1. When I created my certs using openssl I made sure to have correct subject alternative names (i.e. an appropriate DNS name as a SAN in the cert) and I believe that a matching CN doesn't hurt here either.
2. Whatever it mentions in the cert as SAN (i.e. a correct DNS name) must be reflected in nginx.conf as proxy_ssl_name. This combined with proxy_ssl_server_name on; was necessary to ensure that nginx did not crash anymore when proxy_ssl_verify on; is set.
3. On both sides, Nginx and Gunicorn, the same fullchain.pem, and corresponding cert.pem and key.pem files need to be configured correctly in nginx.conf and gunicorn.conf.py.

When I tried to use sni_callback() in gunicorn.conf.py I outcommented keyfile and certfile, believing it is enough that those will be present anyway in the new_context.load_cert_chain() part of the sni_callback() function.

This was when I got the error everyone had in my logs (restoring keyfile and certfile made the error disappear). Investigating the error brought me here.

Note that I only configured my original Gunicorn server in sni_callback() (and not yet alternative ones which is probably the purpose of all that SNI stuff).

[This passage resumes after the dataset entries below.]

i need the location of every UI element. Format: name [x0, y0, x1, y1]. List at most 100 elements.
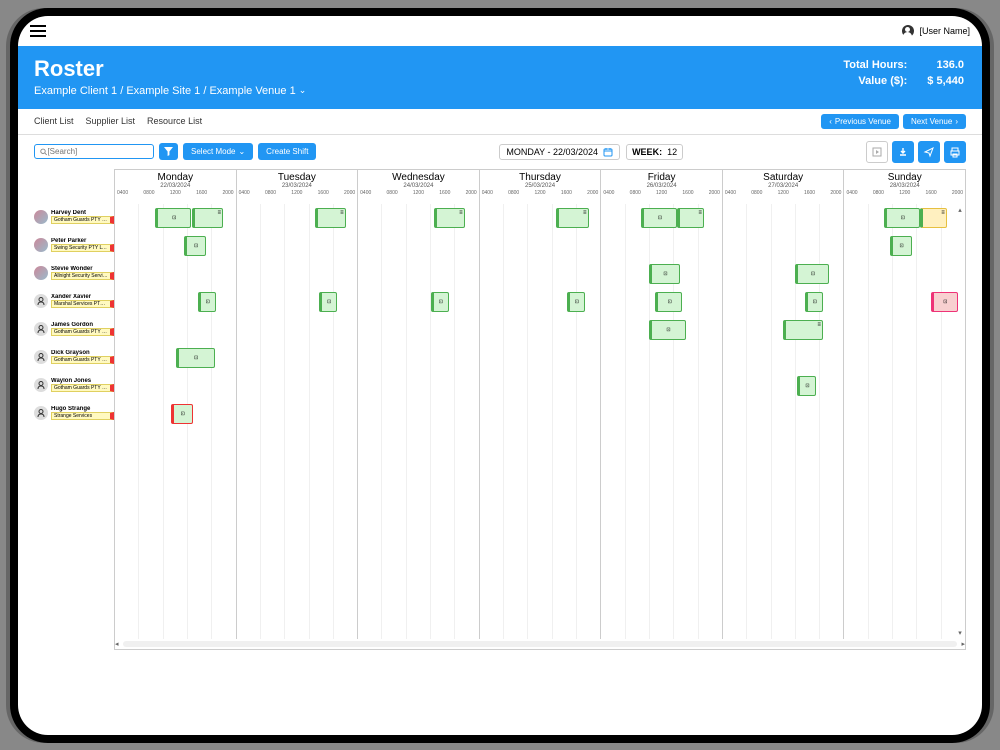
scroll-up-icon: ▴: [958, 206, 962, 214]
tab-resource-list[interactable]: Resource List: [147, 116, 202, 126]
calendar-icon: [603, 147, 613, 157]
shift-block[interactable]: ⊡: [171, 404, 193, 424]
avatar: [34, 238, 48, 252]
hamburger-icon[interactable]: [30, 25, 46, 37]
shift-block[interactable]: ⊡: [805, 292, 823, 312]
download-button[interactable]: [892, 141, 914, 163]
avatar: [34, 322, 48, 336]
subnav-tabs: Client List Supplier List Resource List: [34, 116, 202, 126]
shift-block[interactable]: ≡: [556, 208, 589, 228]
shift-block[interactable]: ⊡: [797, 376, 815, 396]
toolbar: Select Mode ⌄ Create Shift MONDAY - 22/0…: [18, 135, 982, 169]
user-avatar-icon: [902, 25, 914, 37]
shift-block[interactable]: ⊡: [884, 208, 920, 228]
schedule-area[interactable]: Monday22/03/202404000800120016002000Tues…: [114, 169, 966, 650]
avatar: [34, 406, 48, 420]
select-mode-button[interactable]: Select Mode ⌄: [183, 143, 253, 160]
week-picker[interactable]: WEEK: 12: [626, 144, 683, 160]
app-screen: [User Name] Roster Example Client 1 / Ex…: [18, 16, 982, 735]
shift-block[interactable]: ≡: [783, 320, 823, 340]
download-icon: [897, 146, 909, 158]
shift-block[interactable]: ⊡: [567, 292, 585, 312]
breadcrumb[interactable]: Example Client 1 / Example Site 1 / Exam…: [34, 85, 306, 97]
vertical-scrollbar[interactable]: ▴▾: [955, 204, 965, 639]
page-title: Roster: [34, 56, 306, 82]
filter-button[interactable]: [159, 143, 178, 160]
day-header: Thursday25/03/202404000800120016002000: [480, 170, 602, 204]
avatar: [34, 350, 48, 364]
resource-row[interactable]: Xander XavierMarshal Services PTY LTD: [34, 287, 114, 315]
tab-supplier-list[interactable]: Supplier List: [86, 116, 136, 126]
shift-block[interactable]: ⊡: [319, 292, 337, 312]
day-header: Tuesday23/03/202404000800120016002000: [237, 170, 359, 204]
shift-block[interactable]: ⊡: [198, 292, 216, 312]
resource-row[interactable]: Harvey DentGotham Guards PTY LTD: [34, 203, 114, 231]
horizontal-scrollbar[interactable]: ◂ ▸: [115, 639, 965, 649]
subnav: Client List Supplier List Resource List …: [18, 109, 982, 135]
resource-company: Gotham Guards PTY LTD: [51, 356, 114, 364]
user-name: [User Name]: [919, 26, 970, 36]
resource-row[interactable]: Peter ParkerSwing Security PTY LTD: [34, 231, 114, 259]
send-button[interactable]: [918, 141, 940, 163]
shift-block[interactable]: ⊡: [184, 236, 206, 256]
day-header: Wednesday24/03/202404000800120016002000: [358, 170, 480, 204]
shift-block[interactable]: ≡: [677, 208, 704, 228]
page-header: Roster Example Client 1 / Example Site 1…: [18, 46, 982, 109]
schedule-grid: Harvey DentGotham Guards PTY LTDPeter Pa…: [18, 169, 982, 650]
search-input[interactable]: [34, 144, 154, 159]
shift-block[interactable]: ⊡: [176, 348, 215, 368]
create-shift-button[interactable]: Create Shift: [258, 143, 316, 160]
resource-column: Harvey DentGotham Guards PTY LTDPeter Pa…: [34, 169, 114, 650]
shift-block[interactable]: ≡: [315, 208, 345, 228]
resource-company: Gotham Guards PTY LTD: [51, 384, 114, 392]
scroll-down-icon: ▾: [958, 629, 962, 637]
next-venue-button[interactable]: Next Venue ›: [903, 114, 966, 129]
shift-block[interactable]: ≡: [434, 208, 464, 228]
top-navbar: [User Name]: [18, 16, 982, 46]
print-button[interactable]: [944, 141, 966, 163]
shift-block[interactable]: ⊡: [655, 292, 682, 312]
header-stats: Total Hours:136.0 Value ($):$ 5,440: [823, 56, 966, 90]
resource-company: Gotham Guards PTY LTD: [51, 216, 114, 224]
shift-block[interactable]: ⊡: [641, 208, 677, 228]
day-header: Friday26/03/202404000800120016002000: [601, 170, 723, 204]
schedule-body: ⊡≡≡≡≡⊡≡⊡≡⊡⊡⊡⊡⊡⊡⊡⊡⊡⊡⊡⊡≡⊡⊡⊡ ▴▾: [115, 204, 965, 639]
shift-block[interactable]: ⊡: [649, 264, 679, 284]
export-button[interactable]: [866, 141, 888, 163]
shift-block[interactable]: ≡: [192, 208, 224, 228]
send-icon: [923, 146, 935, 158]
filter-icon: [164, 147, 173, 156]
date-picker[interactable]: MONDAY - 22/03/2024: [499, 144, 620, 160]
prev-venue-button[interactable]: ‹ Previous Venue: [821, 114, 899, 129]
avatar: [34, 294, 48, 308]
tab-client-list[interactable]: Client List: [34, 116, 74, 126]
user-menu[interactable]: [User Name]: [902, 25, 970, 37]
resource-row[interactable]: Dick GraysonGotham Guards PTY LTD: [34, 343, 114, 371]
scroll-right-icon: ▸: [961, 640, 965, 648]
shift-block[interactable]: ⊡: [795, 264, 829, 284]
day-header: Sunday28/03/202404000800120016002000: [844, 170, 965, 204]
resource-company: Gotham Guards PTY LTD: [51, 328, 114, 336]
avatar: [34, 210, 48, 224]
export-icon: [871, 146, 883, 158]
scroll-track: [123, 641, 958, 647]
avatar: [34, 378, 48, 392]
resource-row[interactable]: James GordonGotham Guards PTY LTD: [34, 315, 114, 343]
resource-row[interactable]: Stevie WonderAllnight Security Services: [34, 259, 114, 287]
resource-company: Allnight Security Services: [51, 272, 114, 280]
chevron-down-icon: ⌄: [299, 85, 307, 96]
shift-block[interactable]: ⊡: [431, 292, 449, 312]
resource-row[interactable]: Hugo StrangeStrange Services: [34, 399, 114, 427]
resource-row[interactable]: Waylon JonesGotham Guards PTY LTD: [34, 371, 114, 399]
print-icon: [949, 146, 961, 158]
search-icon: [40, 148, 47, 156]
resource-company: Strange Services: [51, 412, 114, 420]
day-header: Saturday27/03/202404000800120016002000: [723, 170, 845, 204]
shift-block[interactable]: ⊡: [649, 320, 685, 340]
shift-block[interactable]: ≡: [920, 208, 947, 228]
shift-block[interactable]: ⊡: [890, 236, 912, 256]
scroll-left-icon: ◂: [115, 640, 119, 648]
shift-block[interactable]: ⊡: [931, 292, 958, 312]
shift-block[interactable]: ⊡: [155, 208, 191, 228]
resource-company: Swing Security PTY LTD: [51, 244, 114, 252]
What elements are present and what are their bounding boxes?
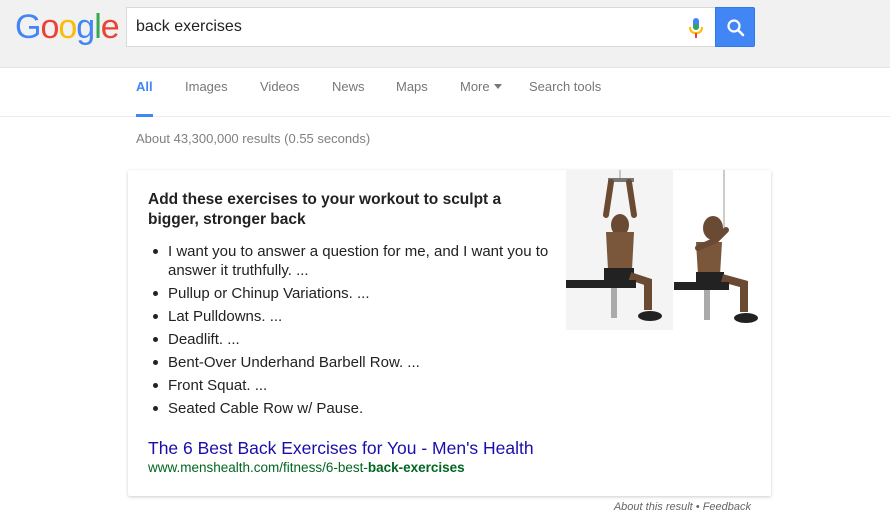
tab-all[interactable]: All [136, 79, 153, 117]
list-item: Pullup or Chinup Variations. ... [148, 284, 568, 303]
list-item: Seated Cable Row w/ Pause. [148, 399, 568, 418]
tab-maps[interactable]: Maps [396, 79, 428, 117]
feedback-link[interactable]: Feedback [703, 501, 751, 513]
list-item: I want you to answer a question for me, … [148, 242, 568, 280]
tab-more[interactable]: More [460, 79, 502, 117]
search-tools-button[interactable]: Search tools [529, 79, 601, 117]
caret-down-icon [493, 84, 502, 89]
result-url: www.menshealth.com/fitness/6-best-back-e… [148, 460, 465, 475]
search-input[interactable] [136, 16, 676, 38]
list-item: Deadlift. ... [148, 330, 568, 349]
logo-letter: o [58, 8, 77, 46]
result-stats: About 43,300,000 results (0.55 seconds) [136, 131, 371, 146]
snippet-list: I want you to answer a question for me, … [148, 242, 568, 422]
snippet-image[interactable] [566, 170, 771, 330]
footer-separator: • [692, 501, 703, 513]
result-footer: About this result • Feedback [614, 501, 751, 513]
url-prefix: www.menshealth.com/fitness/6-best- [148, 460, 368, 475]
about-result-link[interactable]: About this result [614, 501, 693, 513]
list-item: Front Squat. ... [148, 376, 568, 395]
result-link[interactable]: The 6 Best Back Exercises for You - Men'… [148, 438, 534, 459]
search-nav: All Images Videos News Maps More Search … [0, 69, 890, 117]
tab-news[interactable]: News [332, 79, 365, 117]
url-bold-back: back [367, 460, 399, 475]
search-box [126, 7, 715, 47]
logo-letter: e [100, 8, 120, 46]
list-item: Bent-Over Underhand Barbell Row. ... [148, 353, 568, 372]
tab-images[interactable]: Images [185, 79, 228, 117]
search-header: Google [0, 0, 890, 68]
url-bold-exercises: exercises [403, 460, 465, 475]
logo-letter: G [15, 8, 41, 46]
google-logo[interactable]: Google [15, 8, 120, 46]
search-icon [727, 19, 745, 37]
microphone-icon[interactable] [689, 18, 703, 38]
featured-snippet: Add these exercises to your workout to s… [128, 170, 771, 496]
list-item: Lat Pulldowns. ... [148, 307, 568, 326]
search-button[interactable] [715, 7, 755, 47]
snippet-title: Add these exercises to your workout to s… [148, 191, 502, 228]
logo-letter: o [40, 8, 59, 46]
tab-videos[interactable]: Videos [260, 79, 300, 117]
tab-more-label: More [460, 79, 490, 94]
logo-letter: g [76, 8, 95, 46]
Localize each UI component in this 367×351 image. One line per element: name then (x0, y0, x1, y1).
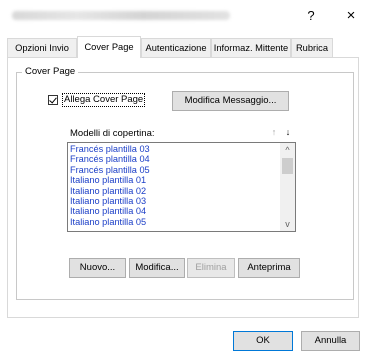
tab-sender-info[interactable]: Informaz. Mittente (211, 38, 291, 57)
tab-authentication[interactable]: Autenticazione (141, 38, 211, 57)
list-item[interactable]: Francés plantilla 05 (69, 165, 281, 175)
list-item[interactable]: Italiano plantilla 03 (69, 196, 281, 206)
list-item[interactable]: Italiano plantilla 04 (69, 206, 281, 216)
scrollbar-thumb[interactable] (282, 158, 293, 174)
list-item[interactable]: Francés plantilla 04 (69, 154, 281, 164)
tab-address-book[interactable]: Rubrica (291, 38, 333, 57)
scroll-up-icon[interactable]: ^ (280, 143, 295, 157)
tab-cover-page[interactable]: Cover Page (77, 36, 141, 58)
help-button[interactable]: ? (298, 7, 324, 25)
list-item[interactable]: Italiano plantilla 05 (69, 217, 281, 227)
move-up-icon[interactable]: ↑ (268, 126, 280, 138)
cover-page-group-title: Cover Page (22, 66, 79, 77)
modify-button[interactable]: Modifica... (129, 258, 185, 278)
new-button[interactable]: Nuovo... (69, 258, 126, 278)
delete-button[interactable]: Elimina (187, 258, 235, 278)
templates-listbox[interactable]: Francés plantilla 03 Francés plantilla 0… (67, 142, 296, 232)
templates-scrollbar[interactable]: ^ v (280, 143, 295, 231)
cancel-button[interactable]: Annulla (301, 331, 360, 351)
list-item[interactable]: Francés plantilla 03 (69, 144, 281, 154)
templates-label: Modelli di copertina: (70, 128, 155, 139)
tab-send-options[interactable]: Opzioni Invio (7, 38, 77, 57)
scroll-down-icon[interactable]: v (280, 217, 295, 231)
title-bar: ? × (0, 0, 367, 30)
list-item[interactable]: Italiano plantilla 02 (69, 186, 281, 196)
move-down-icon[interactable]: ↓ (282, 126, 294, 138)
templates-list: Francés plantilla 03 Francés plantilla 0… (69, 144, 281, 227)
ok-button[interactable]: OK (233, 331, 293, 351)
attach-cover-page-checkbox[interactable] (48, 95, 58, 105)
list-item[interactable]: Italiano plantilla 01 (69, 175, 281, 185)
window-title-blurred (12, 11, 230, 20)
close-button[interactable]: × (338, 7, 364, 25)
edit-message-button[interactable]: Modifica Messaggio... (172, 91, 289, 111)
attach-cover-page-label[interactable]: Allega Cover Page (62, 93, 146, 107)
preview-button[interactable]: Anteprima (238, 258, 300, 278)
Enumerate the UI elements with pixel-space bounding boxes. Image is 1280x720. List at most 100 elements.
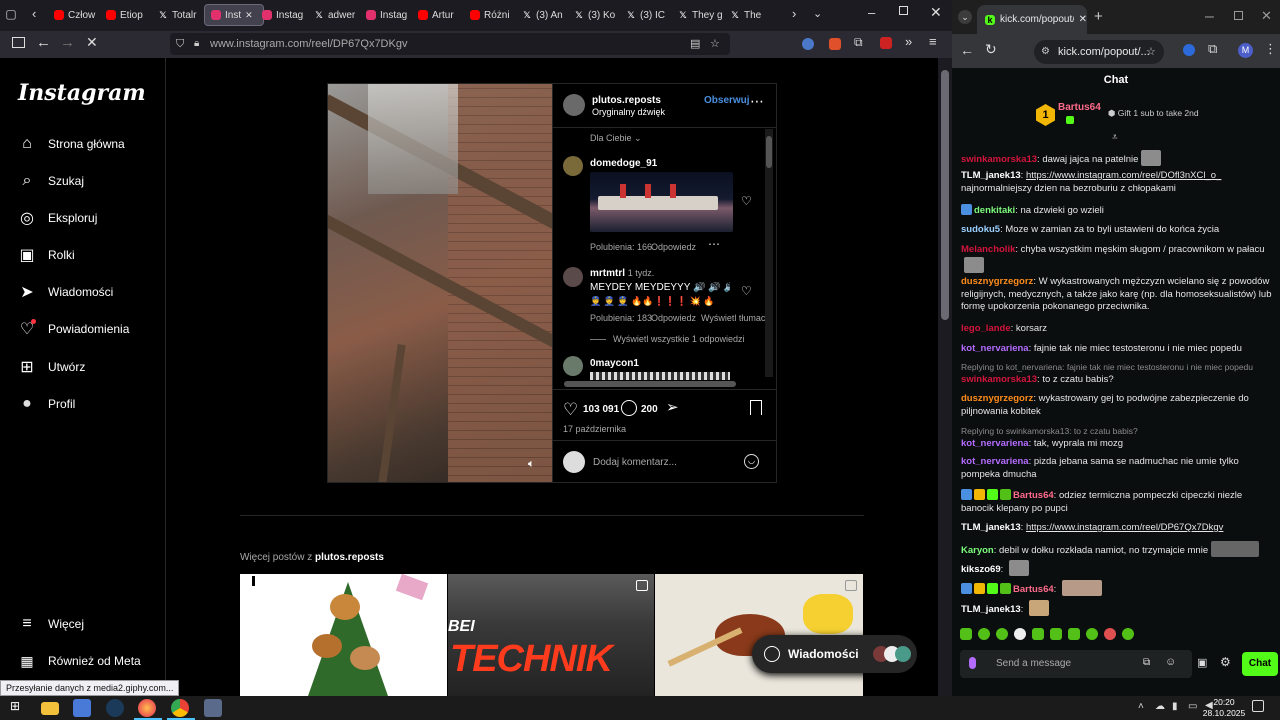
tab-11[interactable]: 𝕏 (3) IC [620,4,670,26]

Also note that Gunicorn did not crash until the arrival of a TLS1.3 request. I could reproduce the error via Nginx and also using either of the following openssl-s_client commands that I used to verify that TLS1.3 works:

echo -n | openssl s_client -cert /full/path/to/nginx/side/cert.pem -key /full/path/to/nginx/side/key.pem -CAfile /full/path/fullchain.pem -connect correct-gunicorn-dns-name.com:443 -verify_return_error -servername correct-gunicorn-dns-name.com </dev/null | openssl x509 -noout -text | grep correct-gunicorn-dns-name.com

and

openssl s_client -cert /full/path/to/nginx/side/cert.pem -key /full/path/to/nginx/side/key.pem -CAfile /full/path/fullchain.pem -connect correct-gunicorn-dns-name.com:443 -verify_return_error -crlf -brief

The internet said that the first one is good for checking the SANs in the cert, the -servername option is SNI-related.

Using either of these commands on the Nginx side made Gunicorn crash and produced the error everyone had in the logs, just like Nginx did before.

Not sure if it matters, but I used EC instead of RSA for all my certs and used the P-256 curve in my openssl commands.

I'm fairly new to all this. I was a little suprised that both, Nginx and Gunicorn, seem to behave so erratic when a TLS error of this kind occurs. I don't know what kind of parsing and the like is involved behind the scenes though, this is probably very complicated.

Anyway, I hope someone will benefit from my observations.